Whether the observed differences in the dependent variable were caused by manipulation of the independent variable rather than by some extraneous factor, allowing a true causal inference.
Give an example of a “history” threat to internal validity.
Any event occurring between the pre-test and post-test besides the treatment—e.g., an economic recession, war, or school closure due to COVID-19—that could influence participants’ scores and mimic a treatment effect.
What is the statistical regression (regression to the mean) threat and when is it likely to appear?
It is the tendency for extreme scores on an initial measurement to move closer to the average on a second measurement when the measure is less than perfectly reliable; it often appears when groups are chosen for very high or very low initial scores.
Why is selection considered a threat to internal validity, and how does it arise?
Because outcome differences may stem from pre-existing group differences rather than the treatment; it arises when participants are non-randomly assigned, producing unequal groups from the outset.
Which experimental design practice is recommended to control threats like selection and selection-by-interaction?
Random assignment of participants (and/or of experimental conditions) to the different groups.
What does construct validity evaluate in a study?
Whether the operational definitions used truly represent the theoretical constructs and whether the observed causal link can be generalised from the measured variables to the underlying concepts.
According to the lecture, how can you distinguish between an artifact and a confound?
An artifact is an alternative explanation that can be easily isolated and manipulated independently of the main independent variable, whereas a confound is an inseparable component of the manipulation that offers an alternative theoretical explanation (e.g., experimenter or participant expectations).
Define external validity and cite one specific interaction that can threaten it.
External validity is the ability to generalise research findings across populations, settings, times and situations; one threat is the interaction of selection and treatment, where results apply only to participants who were initially motivated, skilled, or otherwise unrepresentative.
In statistical conclusion validity, what are Type I and Type II errors?
A Type I error is falsely concluding that a relationship exists when it does not (false positive), whereas a Type II error is failing to detect a real relationship (false negative).
What is the definition of measurement validity?
The extent to which a measurement tool actually measures the theoretical construct it is intended to measure.
Why do social scientists create operational definitions for theoretical concepts?
Because theoretical constructs cannot be directly observed or measured, operational definitions translate them into observable indicators so they can be studied empirically.
Which self-report questionnaire is commonly used as an operational measure of depression in research?
The Beck Depression Inventory (BDI).
What does face validity evaluate in a measurement instrument?

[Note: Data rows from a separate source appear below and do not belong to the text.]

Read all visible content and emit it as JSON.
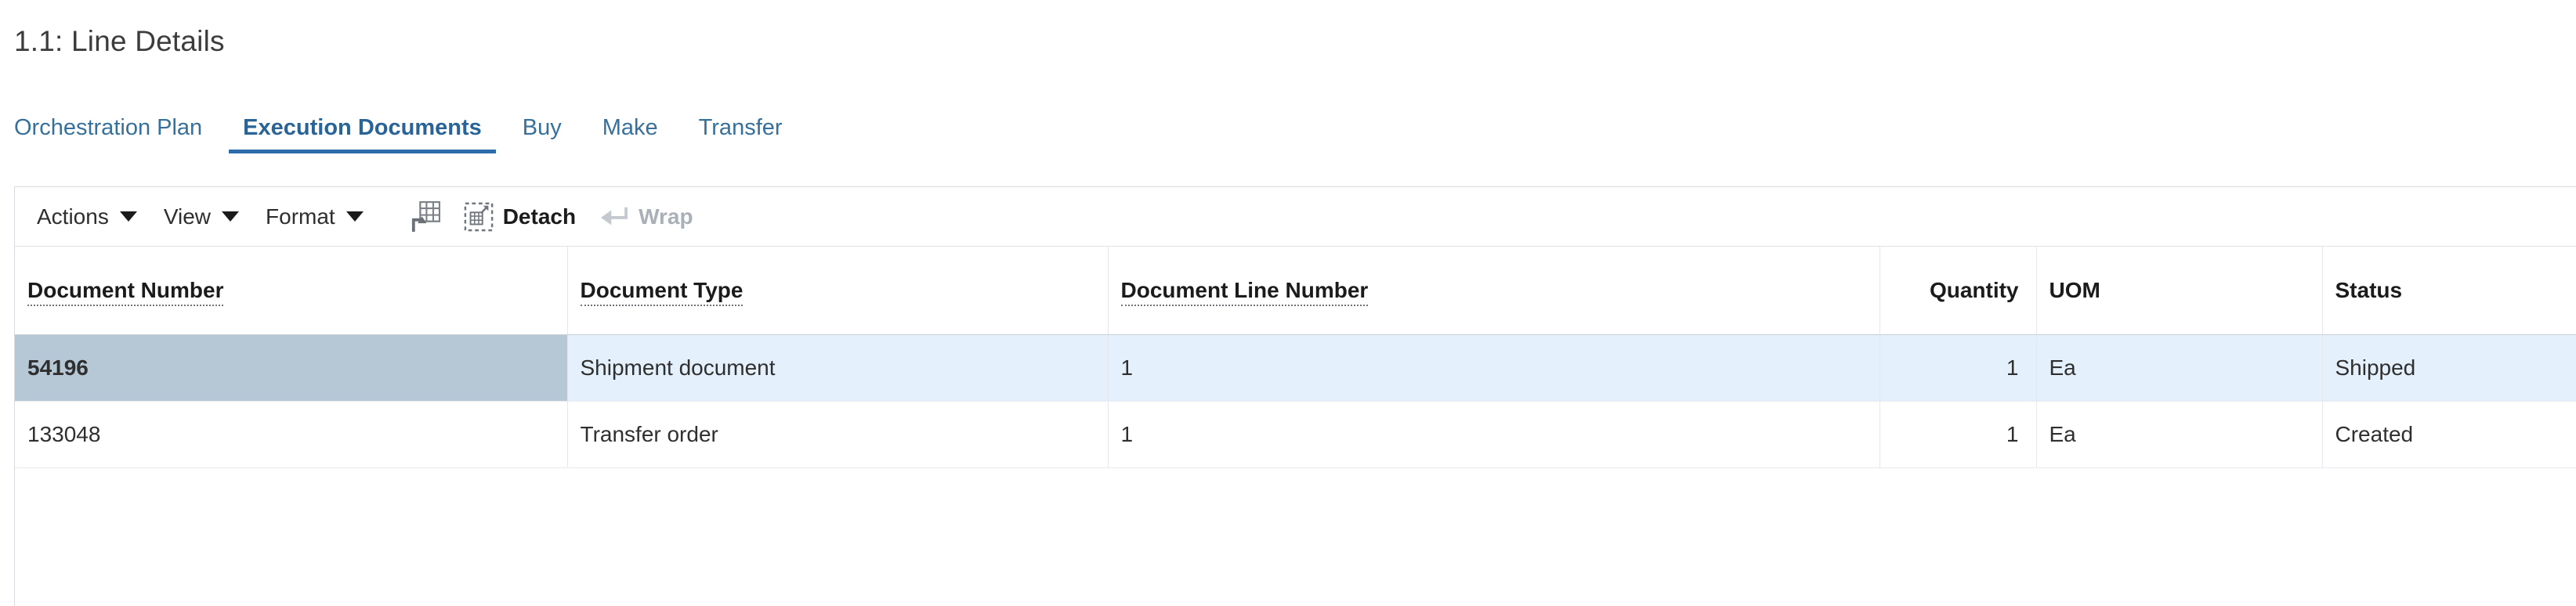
{
  "page": {
    "title": "1.1: Line Details"
  },
  "tabs": [
    {
      "label": "Orchestration Plan",
      "active": false
    },
    {
      "label": "Execution Documents",
      "active": true
    },
    {
      "label": "Buy",
      "active": false
    },
    {
      "label": "Make",
      "active": false
    },
    {
      "label": "Transfer",
      "active": false
    }
  ],
  "toolbar": {
    "actions_label": "Actions",
    "view_label": "View",
    "format_label": "Format",
    "freeze_icon": "freeze-columns-icon",
    "detach_label": "Detach",
    "detach_icon": "detach-icon",
    "wrap_label": "Wrap",
    "wrap_icon": "wrap-text-icon",
    "wrap_disabled": true
  },
  "table": {
    "columns": [
      {
        "label": "Document Number",
        "align": "left",
        "sortable": true
      },
      {
        "label": "Document Type",
        "align": "left",
        "sortable": true
      },
      {
        "label": "Document Line Number",
        "align": "left",
        "sortable": true
      },
      {
        "label": "Quantity",
        "align": "right",
        "sortable": false
      },
      {
        "label": "UOM",
        "align": "left",
        "sortable": false
      },
      {
        "label": "Status",
        "align": "left",
        "sortable": false
      }
    ],
    "rows": [
      {
        "document_number": "54196",
        "document_type": "Shipment document",
        "document_line_number": "1",
        "quantity": "1",
        "uom": "Ea",
        "status": "Shipped",
        "selected": true,
        "focused_cell": "document_number",
        "link": false
      },
      {
        "document_number": "133048",
        "document_type": "Transfer order",
        "document_line_number": "1",
        "quantity": "1",
        "uom": "Ea",
        "status": "Created",
        "selected": false,
        "focused_cell": null,
        "link": true
      }
    ]
  },
  "colors": {
    "tab_active_underline": "#2c6ca8",
    "tab_link": "#36709b",
    "row_selected_bg": "#e4f0fb",
    "cell_focus_bg": "#b6c8d6",
    "link_text": "#4a90c4"
  }
}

Whether, on its surface, the instrument appears to measure the intended variable.
Who typically judges face validity?
Experts, judges, or the participants themselves based on logic and common sense rather than statistics.
Does establishing face validity require statistical analysis?

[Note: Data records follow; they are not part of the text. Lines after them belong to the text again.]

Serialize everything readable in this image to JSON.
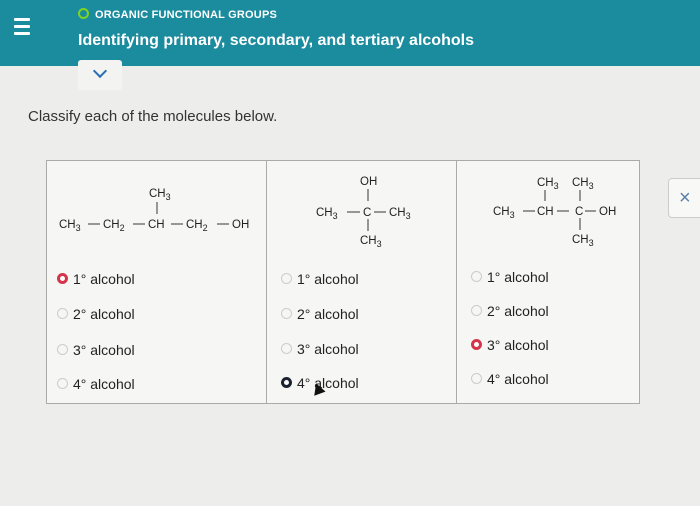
{
  "header": {
    "topic": "ORGANIC FUNCTIONAL GROUPS",
    "title": "Identifying primary, secondary, and tertiary alcohols",
    "accent": "#1b8b9e"
  },
  "prompt": "Classify each of the molecules below.",
  "molecules": [
    {
      "labels": [
        "CH3",
        "CH3",
        "CH2",
        "CH",
        "CH2",
        "OH"
      ],
      "options": [
        "1° alcohol",
        "2° alcohol",
        "3° alcohol",
        "4° alcohol"
      ],
      "selected": "1° alcohol"
    },
    {
      "labels": [
        "OH",
        "CH3",
        "C",
        "CH3",
        "CH3"
      ],
      "options": [
        "1° alcohol",
        "2° alcohol",
        "3° alcohol",
        "4° alcohol"
      ],
      "selected": "4° alcohol"
    },
    {
      "labels": [
        "CH3",
        "CH3",
        "CH3",
        "CH",
        "C",
        "OH",
        "CH3"
      ],
      "options": [
        "1° alcohol",
        "2° alcohol",
        "3° alcohol",
        "4° alcohol"
      ],
      "selected": "3° alcohol"
    }
  ],
  "close_glyph": "×",
  "icons": {
    "menu": "menu-icon",
    "status": "status-dot-icon",
    "chevron": "chevron-down-icon",
    "close": "close-icon"
  }
}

No. It is based on subjective impressions and logical assessment.
Can an instrument possess true validity even when face validity is low? Give an example.
Yes; for example, the Rorschach test or eye-movement measures during sleep may be valid despite lacking obvious face validity.
What is reactivity in the context of measurement?
A situation in which the act of measuring changes the behavior or responses being measured.
How can high face validity increase reactivity?
When participants easily see what is being measured, their awareness can alter their behavior and thus bias the results.